Lesson 8: Generative Modeling

Generative Modeling

Generative modeling is an unsupervised learning approach with the goal of learning the underlying probability distribution of input data. A generative modeling involves learning a density estimation (probability distribution) and generating sample data with the probability distribution model.

Examples of generative models include:

Autoencoders (AEs)
Variational autoencoders (VAEs)
Generative Adversarial Networks (GANs)

Autoencoders (AE)

These are neural networks consisting of encoder and a decoder networks.

The encoder learns a network that maps an input \(x\) to a low dimensional latent representation \(z\).

The decoder takes the low dimension representation \(z\) and maps it to the original data \(x\). The decoder learns a network that reconstructs the original data \(x\) from \(z\). That is, the decoder learns to generate data \(\hat{x}\) that looks like the original input data \(x\).

Training objective: The goal of the training is to minimize reconstruction loss. A loss function, such as Mean Squared Error (MSE) is used. Backpropagation of gradient respect to the encoder and decoder weights is used to update the weights in the encoder-decoder model.

The term “autoencoder” arises from the fact that the network automatically encodes the data into a latent representation. The data is not manually encoded.

Variational Autoencoders

Autoencoders are deterministic which means after training an autoencoder, at inference time, when you pass input data into the autoencoder network, the same data will be generated as output without any variability. To introduce some variability in the output generated, we could use variational autoencoders. A variational autoencoder consist of encoder and decoder networks.

The encoder networks maps an input \(x\) to a lower-dimensional latent representation \(z\). The encoder network does not directly output \(z\).
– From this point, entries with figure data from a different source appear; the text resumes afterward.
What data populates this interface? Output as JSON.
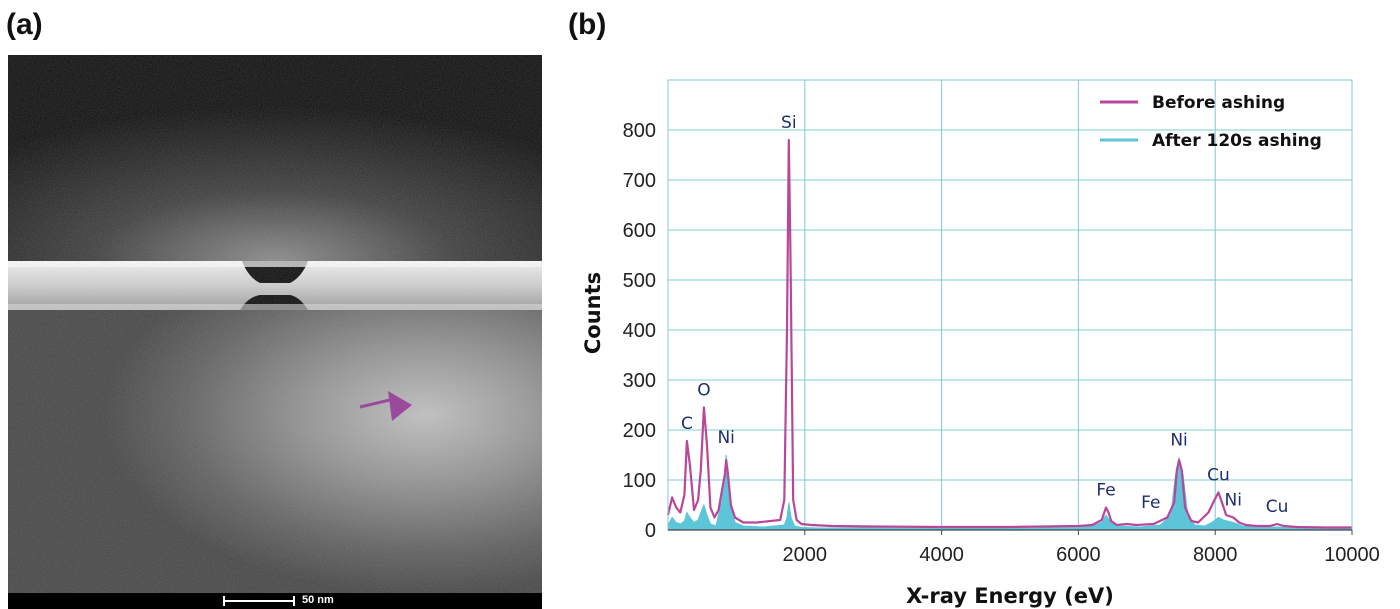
{
  "panels": {
    "a_label": "(a)",
    "b_label": "(b)"
  },
  "micrograph": {
    "scale_bar_text": "50 nm"
  },
  "colors": {
    "before": "#b8479a",
    "after": "#5cc6d8",
    "grid": "#7fc8d6",
    "peak_label": "#1d2f6e",
    "arrow": "#9a4a9c"
  },
  "chart_data": {
    "type": "line",
    "title": "",
    "xlabel": "X-ray Energy (eV)",
    "ylabel": "Counts",
    "xlim": [
      0,
      10000
    ],
    "ylim": [
      0,
      900
    ],
    "xticks": [
      2000,
      4000,
      6000,
      8000,
      10000
    ],
    "yticks": [
      0,
      100,
      200,
      300,
      400,
      500,
      600,
      700,
      800
    ],
    "grid": true,
    "legend_position": "top-right",
    "series": [
      {
        "name": "Before ashing",
        "style": "line",
        "x": [
          0,
          60,
          120,
          180,
          240,
          277,
          320,
          380,
          440,
          480,
          525,
          570,
          620,
          680,
          740,
          790,
          830,
          851,
          875,
          920,
          980,
          1100,
          1300,
          1500,
          1640,
          1700,
          1740,
          1766,
          1790,
          1830,
          1880,
          1950,
          2100,
          2400,
          3000,
          4000,
          5000,
          6000,
          6200,
          6340,
          6404,
          6440,
          6480,
          6560,
          6705,
          6850,
          7100,
          7300,
          7400,
          7440,
          7472,
          7510,
          7560,
          7650,
          7750,
          7900,
          7990,
          8047,
          8100,
          8160,
          8264,
          8350,
          8450,
          8600,
          8800,
          8905,
          9000,
          9200,
          9600,
          10000
        ],
        "y": [
          30,
          65,
          45,
          35,
          70,
          178,
          130,
          40,
          60,
          120,
          245,
          170,
          45,
          25,
          40,
          80,
          110,
          140,
          115,
          50,
          25,
          15,
          15,
          18,
          20,
          60,
          400,
          780,
          560,
          60,
          20,
          12,
          10,
          8,
          7,
          6,
          6,
          8,
          10,
          20,
          45,
          35,
          18,
          10,
          12,
          10,
          12,
          25,
          55,
          120,
          140,
          120,
          45,
          18,
          15,
          35,
          60,
          75,
          55,
          30,
          25,
          15,
          10,
          8,
          8,
          12,
          8,
          6,
          5,
          5
        ]
      },
      {
        "name": "After 120s ashing",
        "style": "filled",
        "x": [
          0,
          60,
          120,
          180,
          240,
          277,
          320,
          380,
          440,
          480,
          525,
          570,
          620,
          700,
          790,
          851,
          900,
          980,
          1100,
          1400,
          1700,
          1740,
          1766,
          1800,
          1850,
          1950,
          2200,
          3000,
          4000,
          5000,
          6000,
          6200,
          6340,
          6404,
          6450,
          6550,
          6900,
          7200,
          7350,
          7420,
          7472,
          7530,
          7600,
          7700,
          7850,
          7950,
          8047,
          8120,
          8264,
          8400,
          8600,
          8905,
          9100,
          9500,
          10000
        ],
        "y": [
          10,
          25,
          15,
          12,
          18,
          35,
          25,
          15,
          20,
          35,
          50,
          30,
          12,
          8,
          60,
          150,
          60,
          15,
          8,
          6,
          10,
          25,
          55,
          25,
          8,
          5,
          4,
          4,
          3,
          3,
          5,
          8,
          15,
          30,
          20,
          8,
          6,
          10,
          30,
          110,
          145,
          110,
          30,
          10,
          8,
          15,
          25,
          20,
          15,
          8,
          5,
          6,
          4,
          3,
          3
        ]
      }
    ],
    "annotations": [
      {
        "text": "C",
        "x": 277,
        "y": 178
      },
      {
        "text": "O",
        "x": 525,
        "y": 245
      },
      {
        "text": "Ni",
        "x": 851,
        "y": 150
      },
      {
        "text": "Si",
        "x": 1766,
        "y": 780
      },
      {
        "text": "Fe",
        "x": 6404,
        "y": 45
      },
      {
        "text": "Fe",
        "x": 7058,
        "y": 20
      },
      {
        "text": "Ni",
        "x": 7472,
        "y": 145
      },
      {
        "text": "Cu",
        "x": 8047,
        "y": 75
      },
      {
        "text": "Ni",
        "x": 8264,
        "y": 25
      },
      {
        "text": "Cu",
        "x": 8905,
        "y": 12
      }
    ]
  }
}
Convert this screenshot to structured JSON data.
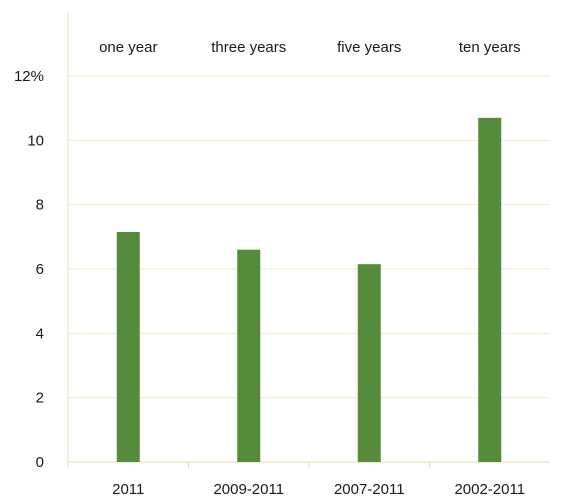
{
  "chart_data": {
    "type": "bar",
    "categories": [
      "2011",
      "2009-2011",
      "2007-2011",
      "2002-2011"
    ],
    "period_labels": [
      "one year",
      "three years",
      "five years",
      "ten years"
    ],
    "values": [
      7.15,
      6.6,
      6.15,
      10.7
    ],
    "y_ticks": [
      "0",
      "2",
      "4",
      "6",
      "8",
      "10",
      "12%"
    ],
    "ylim": [
      0,
      12
    ],
    "grid": true,
    "legend": "none",
    "colors": {
      "bar": "#558c3c",
      "grid": "#f2ebc4"
    }
  }
}
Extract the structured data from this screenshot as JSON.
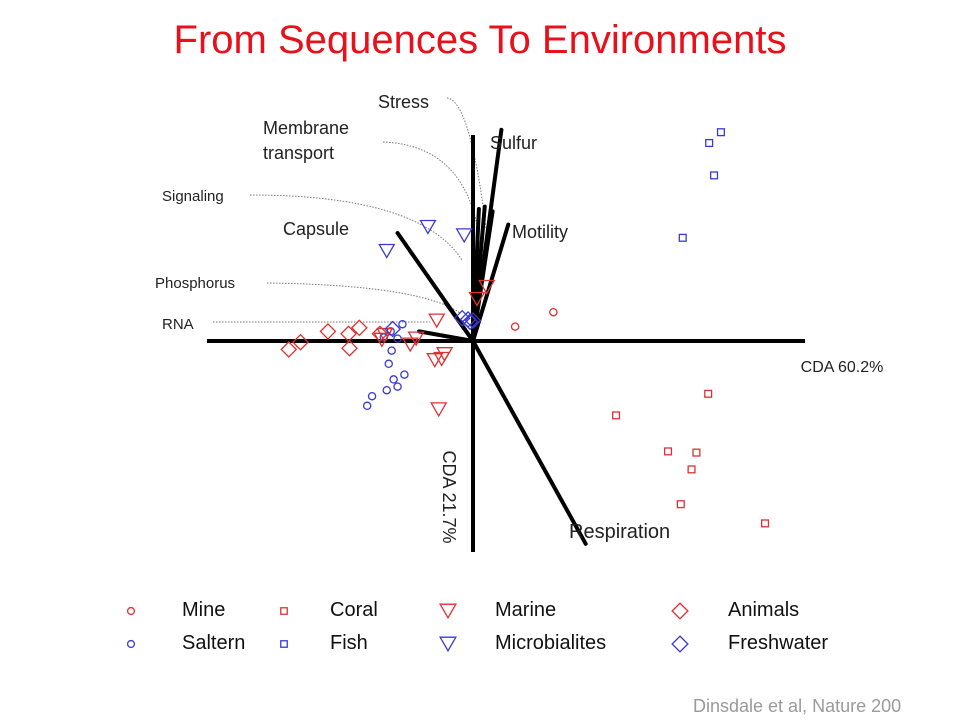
{
  "title": "From Sequences To Environments",
  "citation": "Dinsdale et al, Nature 200",
  "chart_data": {
    "type": "scatter",
    "x_axis_label": "CDA 60.2%",
    "y_axis_label": "CDA 21.7%",
    "colors": {
      "red": "#e03030",
      "blue": "#3a3ad0"
    },
    "vectors": [
      {
        "name": "Stress",
        "dx": 0.12,
        "dy": 1.12
      },
      {
        "name": "Membrane transport",
        "dx": 0.06,
        "dy": 1.1
      },
      {
        "name": "Sulfur",
        "dx": 0.29,
        "dy": 1.76
      },
      {
        "name": "Motility",
        "dx": 0.36,
        "dy": 0.97
      },
      {
        "name": "Signaling",
        "dx": 0.2,
        "dy": 1.08
      },
      {
        "name": "Capsule",
        "dx": -0.77,
        "dy": 0.9
      },
      {
        "name": "Phosphorus",
        "dx": -0.28,
        "dy": 0.32
      },
      {
        "name": "RNA",
        "dx": -0.55,
        "dy": 0.08
      },
      {
        "name": "Respiration",
        "dx": 1.15,
        "dy": -1.69
      }
    ],
    "series": [
      {
        "name": "Mine",
        "marker": "circle",
        "color": "red",
        "points": [
          [
            0.43,
            0.12
          ],
          [
            0.82,
            0.24
          ]
        ]
      },
      {
        "name": "Saltern",
        "marker": "circle",
        "color": "blue",
        "points": [
          [
            -0.72,
            0.14
          ],
          [
            -0.84,
            0.08
          ],
          [
            -0.77,
            0.02
          ],
          [
            -0.91,
            0.03
          ],
          [
            -0.83,
            -0.08
          ],
          [
            -0.86,
            -0.19
          ],
          [
            -0.7,
            -0.28
          ],
          [
            -0.81,
            -0.32
          ],
          [
            -0.88,
            -0.41
          ],
          [
            -0.77,
            -0.38
          ],
          [
            -1.03,
            -0.46
          ],
          [
            -1.08,
            -0.54
          ]
        ]
      },
      {
        "name": "Coral",
        "marker": "square",
        "color": "red",
        "points": [
          [
            2.4,
            -0.44
          ],
          [
            1.46,
            -0.62
          ],
          [
            1.99,
            -0.92
          ],
          [
            2.28,
            -0.93
          ],
          [
            2.23,
            -1.07
          ],
          [
            2.12,
            -1.36
          ],
          [
            2.98,
            -1.52
          ]
        ]
      },
      {
        "name": "Fish",
        "marker": "square",
        "color": "blue",
        "points": [
          [
            2.53,
            1.74
          ],
          [
            2.41,
            1.65
          ],
          [
            2.46,
            1.38
          ],
          [
            2.14,
            0.86
          ]
        ]
      },
      {
        "name": "Marine",
        "marker": "triangle",
        "color": "red",
        "points": [
          [
            0.14,
            0.45
          ],
          [
            0.04,
            0.35
          ],
          [
            -0.37,
            0.17
          ],
          [
            -0.58,
            0.02
          ],
          [
            -0.64,
            -0.03
          ],
          [
            -0.9,
            0.05
          ],
          [
            -0.93,
            0.01
          ],
          [
            -0.29,
            -0.11
          ],
          [
            -0.32,
            -0.15
          ],
          [
            -0.39,
            -0.16
          ],
          [
            -0.35,
            -0.57
          ]
        ]
      },
      {
        "name": "Microbialites",
        "marker": "triangle",
        "color": "blue",
        "points": [
          [
            -0.46,
            0.95
          ],
          [
            -0.09,
            0.88
          ],
          [
            -0.88,
            0.75
          ]
        ]
      },
      {
        "name": "Animals",
        "marker": "diamond",
        "color": "red",
        "points": [
          [
            -1.16,
            0.11
          ],
          [
            -0.95,
            0.06
          ],
          [
            -1.48,
            0.08
          ],
          [
            -1.27,
            0.06
          ],
          [
            -1.76,
            -0.01
          ],
          [
            -1.26,
            -0.06
          ],
          [
            -1.88,
            -0.07
          ]
        ]
      },
      {
        "name": "Freshwater",
        "marker": "diamond",
        "color": "blue",
        "points": [
          [
            -0.05,
            0.18
          ],
          [
            -0.03,
            0.16
          ],
          [
            0.0,
            0.17
          ],
          [
            -0.11,
            0.19
          ],
          [
            -0.82,
            0.1
          ]
        ]
      }
    ]
  }
}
Instead the encoder network outputs the mean \(\mu\) and the standard deviation \(\sigma\) which are the parameters of the Gaussian distribution \(q(z∣x)\) for sampling \(z\).

The last hidden layer of the encoder network is transformed linearly into generate two vectors \(\mu\) and \(\sigma\). The idea is to use \(\mu\) and \(\sigma\) to obtain a sampling layer \(z \sim N(\mu, \sigma)\). However, if \(z\) is sampled directly from the normal distribution, we cannot backpropagate the gradient through the sampling layer. Sampling is a non-differentiable operation so we would not be able to find derivatives in the chain rule such as \(\frac{\partial z}{\partial \mu}\).

Instead, \(z\) is sampled using a reparameterization trick where \(z\) is computed as the sum of the mean \(\mu\) and the variance \(\sigma\) scaled by a random noise \(\epsilon\) is sampled from the standard normal distribution:

\[ z = \mu + \sigma \odot \epsilon \] where:

\[ \epsilon \sim N(0, 1) \]

Note that the symbol \(\odot\) denotes element-wise multiplication.

The decoder network maps the sampled latent vector to an output \(\hat{x}\) that is as close as possible to \(x\).

The encoder network computes the parameters of the Gaussian distribution \(q(z|x)\) with the goal of sampling \(z\) from the distribution. The decoder network is a generative network that computes the conditional probability distribution \(P(x|z)\), the likelihood of generating \(x\) given \(z\) with the goal of reconstructing \(x\) from \(z\).

The training objective: The overall goal of a variational autoencoder is to learn a generative model of data that captures the underlying structure and distribution of the input data.

The training objective of the variational autoencoder is to minimize the objective function Evidence Lower Bound (ELBO) consisting of two parts:

Reconstruction loss which measures the difference between \(x\) and \(\hat{x}\)
KL divergence regularization term which measures the divergence between the learned latent distribution q(z∣x) and a prior distribution p(z), typically a standard Gaussian N(0,I).

The Evidence Lower Bound (ELBO) for a Variational Autoencoder is given by:

\[ \text{ELBO}(\theta, \phi; x) = \mathbb{E}_{q_{\phi}(z|x)}[\log p_{\theta}(x|z)] - \text{KL}(q_{\phi}(z|x) || p(z)) \]

where:

\(\theta\) are the parameters of the decoder network,
\(\phi\) are the parameters of the encoder network,

Generative Adversarial Networks

Generative Adversarial Networks or GANs allow us to generate samples that are good without focusing on the interpretability of the latent variable.

GANs do not directly model density but just sample from a learned latent representation of the data. This is because, if a distribution is complex, it’s difficult to model it directly.

GANs samples from something simple such as noise, then learns the network that maps the sample to the original data. A discriminator is then used to classify the fake output and the real data. The real data is then provided to the generator so the generator can generate data that is close to the real data.

Both the generator G network and discriminator network are trained when training GANs until the generator is able to produce data that is close to the real data.

GANs start from random noise or data generated from a normal distribution, and generates a data such as an image.